The report targets four areas of action to address with the aim of reducing IWT:
- Risk Understanding, National Policies and Legislation including an assessment of money laundering risk as well as adjacent crimes related to IWT such as bribery and customs fraud by all countries, the provision of adequate resources to address the issues and legislation to enable information sharing.
- Financial Investigations to be carried out in tandem with criminal investigations into IWT whenever possible.
- International cooperation including more proactive engagement and regular dialogue, cross-border information sharing and the implementation of international conventions such as the UN Convention on Transnational Organized Crime (UNTOC) and the UN Convention Against Corruption (UNCAC).

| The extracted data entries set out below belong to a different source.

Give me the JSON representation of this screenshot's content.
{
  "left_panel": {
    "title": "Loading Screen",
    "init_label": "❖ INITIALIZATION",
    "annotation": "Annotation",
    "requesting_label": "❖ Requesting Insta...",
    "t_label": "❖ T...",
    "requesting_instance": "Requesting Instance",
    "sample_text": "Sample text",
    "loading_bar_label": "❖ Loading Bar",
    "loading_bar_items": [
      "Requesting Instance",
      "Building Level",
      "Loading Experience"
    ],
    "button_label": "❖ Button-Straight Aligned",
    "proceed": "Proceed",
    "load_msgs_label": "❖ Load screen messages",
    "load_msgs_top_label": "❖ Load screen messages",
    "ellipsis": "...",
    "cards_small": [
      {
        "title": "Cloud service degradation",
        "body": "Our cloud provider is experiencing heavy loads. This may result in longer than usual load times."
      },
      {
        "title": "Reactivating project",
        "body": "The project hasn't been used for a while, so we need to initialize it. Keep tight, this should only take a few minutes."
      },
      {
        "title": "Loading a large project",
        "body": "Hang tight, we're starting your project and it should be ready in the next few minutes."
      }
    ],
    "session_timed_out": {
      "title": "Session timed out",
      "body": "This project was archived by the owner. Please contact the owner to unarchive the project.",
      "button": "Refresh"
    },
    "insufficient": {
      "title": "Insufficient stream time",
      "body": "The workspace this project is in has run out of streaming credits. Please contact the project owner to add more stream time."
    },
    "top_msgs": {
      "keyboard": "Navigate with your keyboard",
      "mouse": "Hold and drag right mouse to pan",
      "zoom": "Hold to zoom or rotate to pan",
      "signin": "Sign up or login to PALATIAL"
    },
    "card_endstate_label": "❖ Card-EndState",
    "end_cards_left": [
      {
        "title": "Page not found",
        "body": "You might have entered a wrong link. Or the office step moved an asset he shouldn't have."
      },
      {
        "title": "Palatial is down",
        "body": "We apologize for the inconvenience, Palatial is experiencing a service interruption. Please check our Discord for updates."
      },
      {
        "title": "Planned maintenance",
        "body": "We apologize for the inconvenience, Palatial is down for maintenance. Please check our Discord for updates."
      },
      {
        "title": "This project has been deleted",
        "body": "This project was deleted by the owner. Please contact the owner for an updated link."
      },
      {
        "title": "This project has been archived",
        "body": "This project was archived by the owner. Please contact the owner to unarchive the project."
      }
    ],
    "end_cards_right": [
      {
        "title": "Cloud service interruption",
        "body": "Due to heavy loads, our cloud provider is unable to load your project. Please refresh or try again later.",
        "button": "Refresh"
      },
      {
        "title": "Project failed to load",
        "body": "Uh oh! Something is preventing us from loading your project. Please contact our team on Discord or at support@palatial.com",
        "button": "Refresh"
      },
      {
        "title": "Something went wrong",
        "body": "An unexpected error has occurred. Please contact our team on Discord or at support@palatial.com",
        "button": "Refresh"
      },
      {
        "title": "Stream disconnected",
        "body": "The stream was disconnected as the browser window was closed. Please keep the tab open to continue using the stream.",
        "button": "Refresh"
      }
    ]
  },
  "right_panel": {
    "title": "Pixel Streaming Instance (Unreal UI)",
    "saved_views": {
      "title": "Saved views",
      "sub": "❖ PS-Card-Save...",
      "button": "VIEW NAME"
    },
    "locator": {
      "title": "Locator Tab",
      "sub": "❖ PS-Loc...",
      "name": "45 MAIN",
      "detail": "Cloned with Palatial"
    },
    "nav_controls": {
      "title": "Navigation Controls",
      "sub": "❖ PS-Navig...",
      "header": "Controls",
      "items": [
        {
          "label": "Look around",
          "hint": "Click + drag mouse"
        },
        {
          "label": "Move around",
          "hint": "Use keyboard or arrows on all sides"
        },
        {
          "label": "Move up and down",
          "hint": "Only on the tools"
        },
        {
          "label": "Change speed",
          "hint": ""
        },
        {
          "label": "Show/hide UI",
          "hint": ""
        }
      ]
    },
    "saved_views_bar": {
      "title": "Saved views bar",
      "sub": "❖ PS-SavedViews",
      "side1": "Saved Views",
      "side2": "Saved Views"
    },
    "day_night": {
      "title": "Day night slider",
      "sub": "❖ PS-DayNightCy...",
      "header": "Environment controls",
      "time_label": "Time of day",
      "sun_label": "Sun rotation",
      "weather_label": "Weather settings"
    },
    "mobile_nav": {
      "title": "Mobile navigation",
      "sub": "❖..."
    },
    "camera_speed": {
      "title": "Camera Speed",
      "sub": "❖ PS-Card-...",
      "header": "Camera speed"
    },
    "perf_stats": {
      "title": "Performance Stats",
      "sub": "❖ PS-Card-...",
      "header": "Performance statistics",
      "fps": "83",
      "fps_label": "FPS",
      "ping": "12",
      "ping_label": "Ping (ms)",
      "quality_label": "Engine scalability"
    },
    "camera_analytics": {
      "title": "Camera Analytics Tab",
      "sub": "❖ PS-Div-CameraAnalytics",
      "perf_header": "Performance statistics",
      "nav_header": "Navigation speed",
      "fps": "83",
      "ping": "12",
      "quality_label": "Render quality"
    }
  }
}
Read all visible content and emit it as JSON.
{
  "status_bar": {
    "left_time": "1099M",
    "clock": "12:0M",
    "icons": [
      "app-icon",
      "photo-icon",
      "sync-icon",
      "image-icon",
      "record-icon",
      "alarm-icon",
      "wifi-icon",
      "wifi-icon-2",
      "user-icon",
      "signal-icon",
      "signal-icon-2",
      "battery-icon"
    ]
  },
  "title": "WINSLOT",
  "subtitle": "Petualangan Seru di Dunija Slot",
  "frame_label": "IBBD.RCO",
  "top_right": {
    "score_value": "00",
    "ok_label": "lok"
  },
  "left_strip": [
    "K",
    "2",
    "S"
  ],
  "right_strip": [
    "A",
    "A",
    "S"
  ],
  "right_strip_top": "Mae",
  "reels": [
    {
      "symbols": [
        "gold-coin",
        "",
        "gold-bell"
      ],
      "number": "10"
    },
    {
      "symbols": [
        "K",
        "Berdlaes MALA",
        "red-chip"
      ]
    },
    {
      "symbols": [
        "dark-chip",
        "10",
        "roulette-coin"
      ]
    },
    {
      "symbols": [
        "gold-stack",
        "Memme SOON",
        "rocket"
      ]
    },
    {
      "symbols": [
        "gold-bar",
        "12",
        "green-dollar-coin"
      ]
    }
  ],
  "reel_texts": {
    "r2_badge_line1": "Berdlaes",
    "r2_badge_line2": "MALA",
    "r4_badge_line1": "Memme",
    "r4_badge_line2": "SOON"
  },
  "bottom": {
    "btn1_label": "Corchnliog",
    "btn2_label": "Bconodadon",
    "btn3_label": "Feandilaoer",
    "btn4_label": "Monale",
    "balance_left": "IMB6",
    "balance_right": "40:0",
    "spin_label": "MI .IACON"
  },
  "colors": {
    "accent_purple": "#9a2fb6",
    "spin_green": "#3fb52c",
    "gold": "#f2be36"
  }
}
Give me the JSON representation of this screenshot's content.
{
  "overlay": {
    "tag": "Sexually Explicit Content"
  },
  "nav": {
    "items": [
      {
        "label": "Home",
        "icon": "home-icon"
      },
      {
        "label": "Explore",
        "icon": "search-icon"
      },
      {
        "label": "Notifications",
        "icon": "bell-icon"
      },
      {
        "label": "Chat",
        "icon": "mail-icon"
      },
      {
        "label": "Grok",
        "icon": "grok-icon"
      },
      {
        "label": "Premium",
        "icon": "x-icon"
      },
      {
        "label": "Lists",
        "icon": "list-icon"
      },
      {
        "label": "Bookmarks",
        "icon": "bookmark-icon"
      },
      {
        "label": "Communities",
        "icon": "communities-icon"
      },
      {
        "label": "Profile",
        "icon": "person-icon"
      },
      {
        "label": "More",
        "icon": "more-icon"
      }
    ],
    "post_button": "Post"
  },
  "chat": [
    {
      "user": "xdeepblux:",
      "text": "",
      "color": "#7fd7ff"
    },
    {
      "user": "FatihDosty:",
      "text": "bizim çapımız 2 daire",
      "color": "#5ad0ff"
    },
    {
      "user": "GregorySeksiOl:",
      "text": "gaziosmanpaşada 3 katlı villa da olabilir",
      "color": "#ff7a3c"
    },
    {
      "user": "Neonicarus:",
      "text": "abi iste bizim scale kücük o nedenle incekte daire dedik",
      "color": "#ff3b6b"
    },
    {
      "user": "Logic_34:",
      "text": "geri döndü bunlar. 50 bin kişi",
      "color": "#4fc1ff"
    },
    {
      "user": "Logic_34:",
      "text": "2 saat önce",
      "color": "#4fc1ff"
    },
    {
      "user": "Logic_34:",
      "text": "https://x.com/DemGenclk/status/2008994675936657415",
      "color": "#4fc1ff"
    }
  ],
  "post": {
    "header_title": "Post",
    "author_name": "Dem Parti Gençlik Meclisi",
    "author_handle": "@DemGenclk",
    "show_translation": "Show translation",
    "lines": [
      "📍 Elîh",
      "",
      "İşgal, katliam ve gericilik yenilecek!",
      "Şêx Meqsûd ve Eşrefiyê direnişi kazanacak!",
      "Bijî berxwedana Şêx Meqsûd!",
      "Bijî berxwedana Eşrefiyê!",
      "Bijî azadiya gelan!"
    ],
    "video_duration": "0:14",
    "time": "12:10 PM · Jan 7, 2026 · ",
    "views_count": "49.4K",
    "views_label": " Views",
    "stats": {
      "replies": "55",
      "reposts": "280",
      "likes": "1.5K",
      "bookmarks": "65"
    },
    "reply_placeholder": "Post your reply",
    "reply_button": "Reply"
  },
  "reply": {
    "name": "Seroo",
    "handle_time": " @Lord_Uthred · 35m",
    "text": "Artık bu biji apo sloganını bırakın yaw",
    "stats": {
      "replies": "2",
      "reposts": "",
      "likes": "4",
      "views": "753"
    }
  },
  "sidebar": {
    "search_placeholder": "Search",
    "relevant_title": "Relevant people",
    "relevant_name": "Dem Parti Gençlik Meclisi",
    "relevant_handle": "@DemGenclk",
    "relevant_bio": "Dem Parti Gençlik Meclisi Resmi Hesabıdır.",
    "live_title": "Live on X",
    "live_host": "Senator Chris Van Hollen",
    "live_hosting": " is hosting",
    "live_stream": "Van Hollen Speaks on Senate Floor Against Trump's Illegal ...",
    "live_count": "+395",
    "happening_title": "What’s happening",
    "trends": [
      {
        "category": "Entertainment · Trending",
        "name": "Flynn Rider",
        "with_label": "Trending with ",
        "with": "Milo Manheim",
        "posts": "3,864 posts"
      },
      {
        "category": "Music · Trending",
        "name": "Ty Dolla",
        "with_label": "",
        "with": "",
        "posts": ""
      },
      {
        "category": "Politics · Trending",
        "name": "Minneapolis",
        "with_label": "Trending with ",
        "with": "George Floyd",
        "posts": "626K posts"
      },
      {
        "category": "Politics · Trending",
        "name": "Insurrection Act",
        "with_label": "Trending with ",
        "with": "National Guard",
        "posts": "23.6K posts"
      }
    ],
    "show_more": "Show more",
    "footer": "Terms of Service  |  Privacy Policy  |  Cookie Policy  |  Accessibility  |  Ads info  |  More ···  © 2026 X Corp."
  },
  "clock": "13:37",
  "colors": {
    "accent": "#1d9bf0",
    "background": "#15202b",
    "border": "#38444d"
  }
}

- Private Sector Supervision and Public-Private Collaboration – all relevant institutions, both financial and non-financial should identify and assess their exposure to money laundering risk related to IWT, take appropriate mitigating measures and report suspicious activities. Dialogue between the public and private sectors is vital.
The illegal wildlife trade poses a threat not only to the world’s most at risk species, the climate and biodiversity but also to economies, businesses and society as a whole due to the illicit financial flows which result from it. It remains to be seen whether international cooperation and a concerted effort by governments, financial institutions and private businesses can succeed in stamping out this devastating criminal activity.